AI has a dirty little secret… it’s powered by humans! Armies of humans are annotating text to feed machine learning models (e.g. social, news, emails, call & chat logs, etc). That’s how machines learn (today anyway): they train on millions, if not billions, of labeled examples related to the domain and the specific use case(s). Deep learning models in particular have voracious appetites for constant streams of labeled data. There’s an estimated 2.5 billion terabytes of data being generated every day (with new information, different patterns, and shifting trends). Unfortunately for machines, it’s useless unless it’s labeled.
This labeling requirement is so huge that there are converted factories in China, India, and beyond to house the humans working to label data manually. Companies are paying tens of millions of dollars for these efforts and it takes months to get enough data to even start the training process. It is a wildly inefficient process, wrought with error, inconsistencies, and bias. And a glaring fact is that humans simply can’t keep up with the pace of the mountains of data raining in every day!
In recent years, AI has had a resurgence to become a major force for change. But, in the world of Machine Learning, precision and accuracy are everything. Until recently, Natural Language Processing (NLP) applications have been very limited in their ability to go beyond extracting general language concepts, e.g. known places, monuments, people, and universal representations of time and money. Learning the long-tail nuances of an organization’s own unique data is extremely challenging and most systems fail. Language is ever evolving, and valuable insights are easily overlooked because new terminology emerges or words are used in different contexts.
Take these examples of homonyms:
The bandage was wound around the wound.
The farm was cultivated to produce produce.
The wind was too strong to wind the sail around the mast.
The point is that words can be spelled the same, but have different meanings, depending on the words that surround it and the intended context.
Language is nuanced and complicated.
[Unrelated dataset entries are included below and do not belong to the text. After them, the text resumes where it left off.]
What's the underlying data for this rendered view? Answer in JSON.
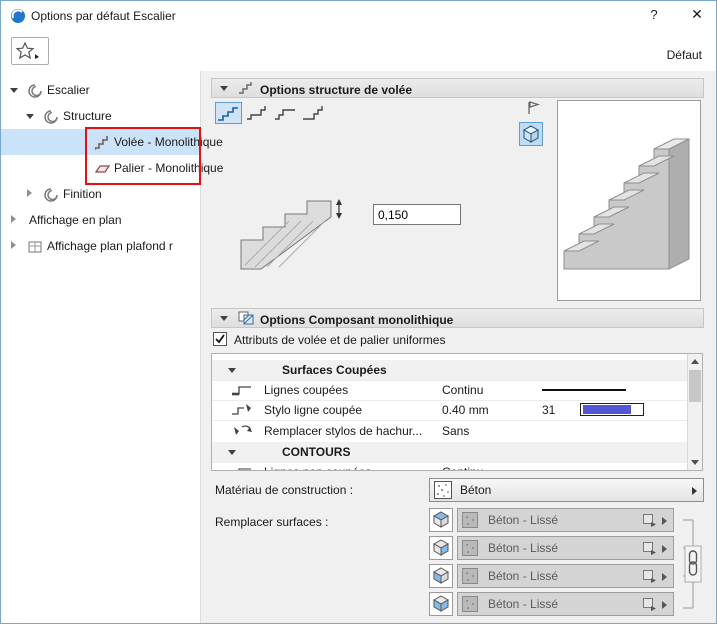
{
  "window": {
    "title": "Options par défaut Escalier",
    "help_label": "?",
    "close_label": "✕",
    "default_label": "Défaut"
  },
  "tree": {
    "items": [
      {
        "label": "Escalier"
      },
      {
        "label": "Structure"
      },
      {
        "label": "Volée - Monolithique"
      },
      {
        "label": "Palier - Monolithique"
      },
      {
        "label": "Finition"
      },
      {
        "label": "Affichage en plan"
      },
      {
        "label": "Affichage plan plafond r"
      }
    ]
  },
  "flight_panel": {
    "title": "Options structure de volée",
    "riser_height": "0,150"
  },
  "component_panel": {
    "title": "Options Composant monolithique",
    "uniform_checkbox_label": "Attributs de volée et de palier uniformes",
    "table": {
      "group1": "Surfaces Coupées",
      "rows": [
        {
          "label": "Lignes coupées",
          "value": "Continu"
        },
        {
          "label": "Stylo ligne coupée",
          "value": "0.40 mm",
          "pen_number": "31"
        },
        {
          "label": "Remplacer stylos de hachur...",
          "value": "Sans"
        }
      ],
      "group2": "CONTOURS",
      "rows2": [
        {
          "label": "Lignes non coupées",
          "value": "Continu"
        }
      ]
    },
    "material_label": "Matériau de construction :",
    "material_value": "Béton",
    "surfaces_label": "Remplacer surfaces :",
    "surface_options": [
      {
        "value": "Béton - Lissé"
      },
      {
        "value": "Béton - Lissé"
      },
      {
        "value": "Béton - Lissé"
      },
      {
        "value": "Béton - Lissé"
      }
    ]
  },
  "colors": {
    "selection": "#cbe3f8",
    "annotation_red": "#e01212",
    "pen_swatch": "#5556d6"
  }
}
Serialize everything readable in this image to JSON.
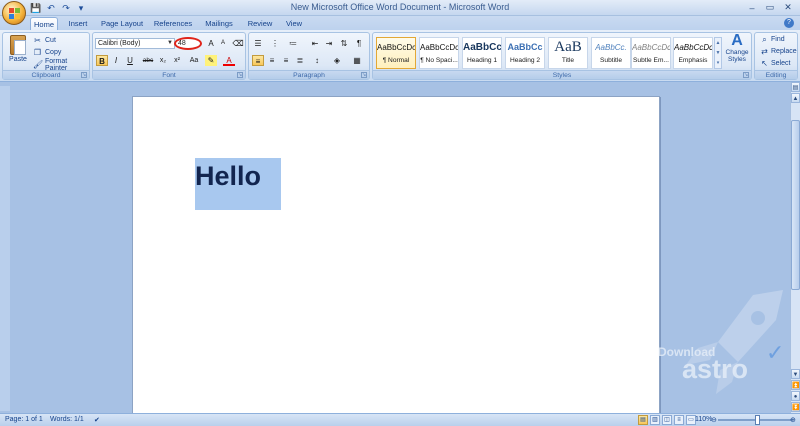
{
  "window": {
    "title": "New Microsoft Office Word Document - Microsoft Word",
    "controls": [
      "–",
      "▭",
      "✕"
    ]
  },
  "quick_access": [
    "save-icon",
    "undo-icon",
    "redo-icon",
    "customize-icon"
  ],
  "tabs": [
    {
      "label": "Home",
      "active": true
    },
    {
      "label": "Insert"
    },
    {
      "label": "Page Layout"
    },
    {
      "label": "References"
    },
    {
      "label": "Mailings"
    },
    {
      "label": "Review"
    },
    {
      "label": "View"
    }
  ],
  "ribbon": {
    "clipboard": {
      "label": "Clipboard",
      "paste": "Paste",
      "cut": "Cut",
      "copy": "Copy",
      "format_painter": "Format Painter"
    },
    "font": {
      "label": "Font",
      "font_name": "Calibri (Body)",
      "font_size": "48",
      "bold": "B",
      "italic": "I",
      "underline": "U",
      "strikethrough": "abc",
      "subscript": "x₂",
      "superscript": "x²",
      "change_case": "Aa",
      "grow": "A",
      "shrink": "A"
    },
    "paragraph": {
      "label": "Paragraph"
    },
    "styles": {
      "label": "Styles",
      "items": [
        {
          "sample": "AaBbCcDc",
          "label": "¶ Normal"
        },
        {
          "sample": "AaBbCcDc",
          "label": "¶ No Spaci..."
        },
        {
          "sample": "AaBbCc",
          "label": "Heading 1"
        },
        {
          "sample": "AaBbCc",
          "label": "Heading 2"
        },
        {
          "sample": "AaB",
          "label": "Title"
        },
        {
          "sample": "AaBbCc.",
          "label": "Subtitle"
        },
        {
          "sample": "AaBbCcDc",
          "label": "Subtle Em..."
        },
        {
          "sample": "AaBbCcDc",
          "label": "Emphasis"
        }
      ],
      "change_styles": "Change Styles"
    },
    "editing": {
      "label": "Editing",
      "find": "Find",
      "replace": "Replace",
      "select": "Select"
    }
  },
  "document": {
    "text": "Hello"
  },
  "status": {
    "page": "Page: 1 of 1",
    "words": "Words: 1/1",
    "zoom": "110%"
  },
  "watermark": {
    "line1": "Download",
    "line2": "astro"
  }
}
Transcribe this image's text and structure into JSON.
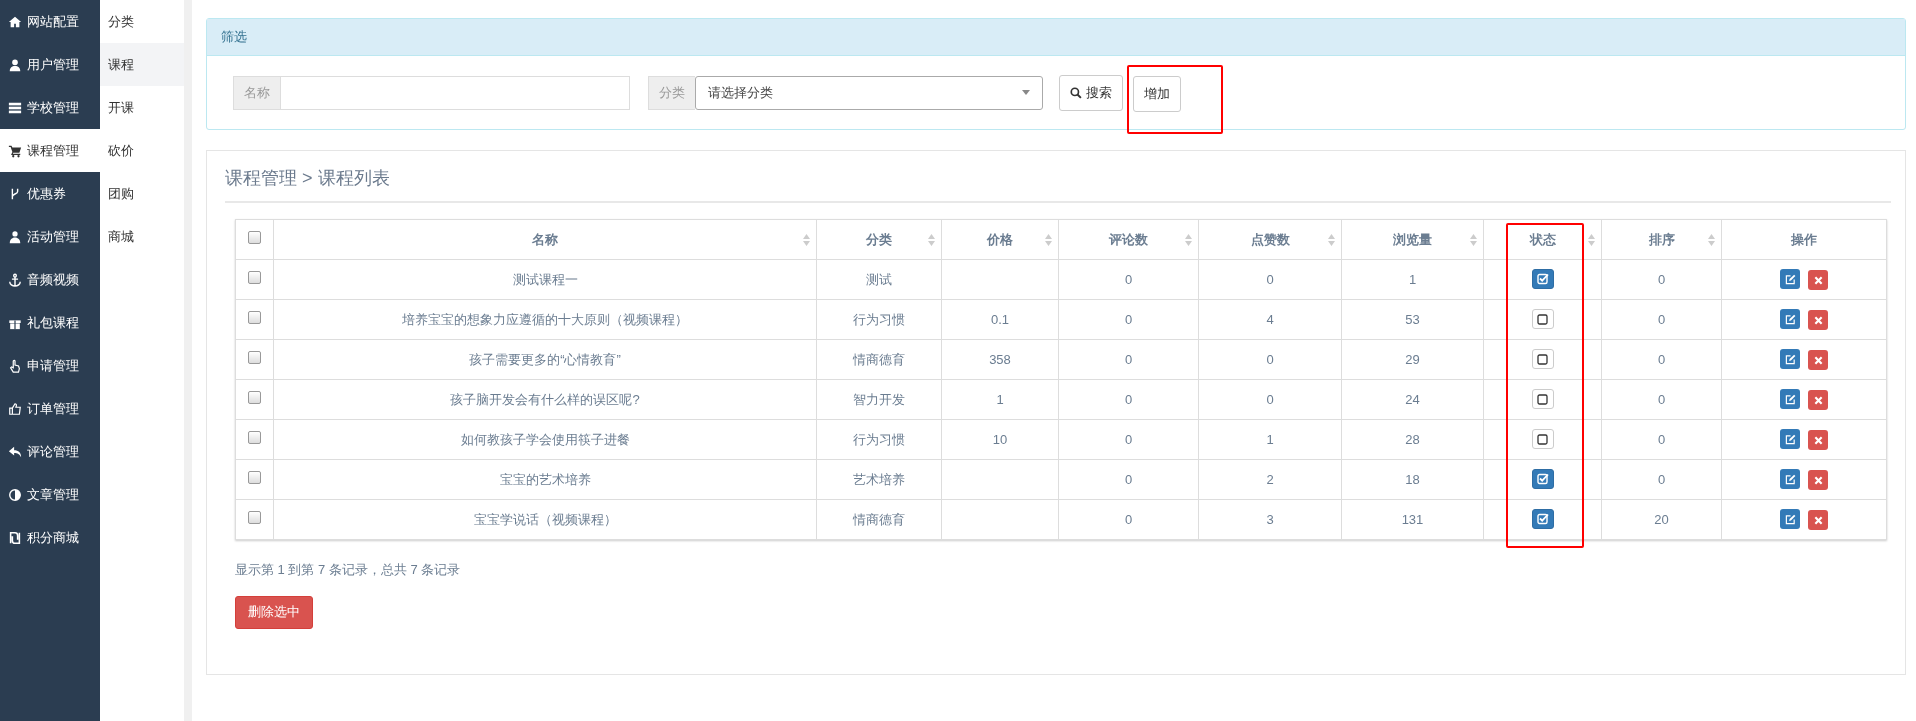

There’s an infinite diversity of sentences that people could write, making predictive models extremely challenging to train. In fact, getting machines to understand natural language is one of the hardest tasks in artificial intelligence today. Computers are accustomed to using fixed rules and if someone goes off script they fail (cough Siri). Language can also be easily misinterpreted. Actually understanding what is really intended (in both written and spoken text) is really really hard for a computer to do.
Text classification in general is a difficult and high-dimension problem, and practical results have lagged behind those of image analysis. A new generation of deep learning neural networks emerged that have applicability to a wide swath of language analysis problems. However, as with all deep learning, these models require labeled training data, and lots of it. While these new models can be made to produce “toy results” using smaller amounts of data, this leads to flaws such as overfitting and missing textual patterns that were not previously seen in the training data. A means of adding much larger quantities of labeled data is needed to take full advantage of the state-of-the-art and advance it for practical commercial applications.
What we are doing with Jaxon is starting to crack the questions “What does it mean when we use these words in sentences?” and “How are sentences related to one another?” and “Is this word close to this other word and why?” – context that is easy for humans, but nearly impossible for machines without the guidance of labels. Jaxon collects, analyzes, and then weighs the evidence to narrow the possibilities. Dozens of algorithms work together to come up with thousands of possible answers. Jaxon then ranks the possibilities by its confidence in those answers. All this happens almost instantaneously.
Data is fed into Jaxon through an elaborate assembly line that dissects, analyzes, and refines itself on the fly. Jaxon dives into the data, discovers correlations, looks for patterns and connections, and comes to conclusions, requiring minimal guidance of a chaperone. When we try to teach a computer how to comprehend the meaning of natural language, we have building blocks to create arguments and then find similarities between topics and concepts and the sentences they are in. The context of the surrounding text is usually the best clue to determine the intended meaning. Jaxon glues these clues together with probabilities and historical knowledge to determine the text’s classification and best label(s) to apply.
With Jaxon, downstream supervised learning applications are able to train on massive amounts of labeled examples, thereby reducing the false positives and false negatives. True vs. False and Positive vs. Negative is the classification game. Training sets with properly labeled data enable systems to learn from the examples, identify trends, and make decisions with minimal human intervention.
Jaxon constantly brings in more data and retrains these downstream consumers (Quality Control loop). The Jaxon Studio is a data scientist’s toolkit with ‘knobs to turn’ to increase precision and recall. This might mean adding more unlabeled and/or labeled examples, curating the model, ensembling, etc., in order to provide quality metrics and automation to help a data scientist discover and refine the right settings for each individual data set.
Jaxon is an ideal companion for use cases where the language and patterns thereof are constantly changing. It’s an iterative process that never ends. Focusing on industries flooded with data, Jaxon is pushing NLP to an elevated level to pinpoint relevant words and phrases to make more accurate decisions and predictions.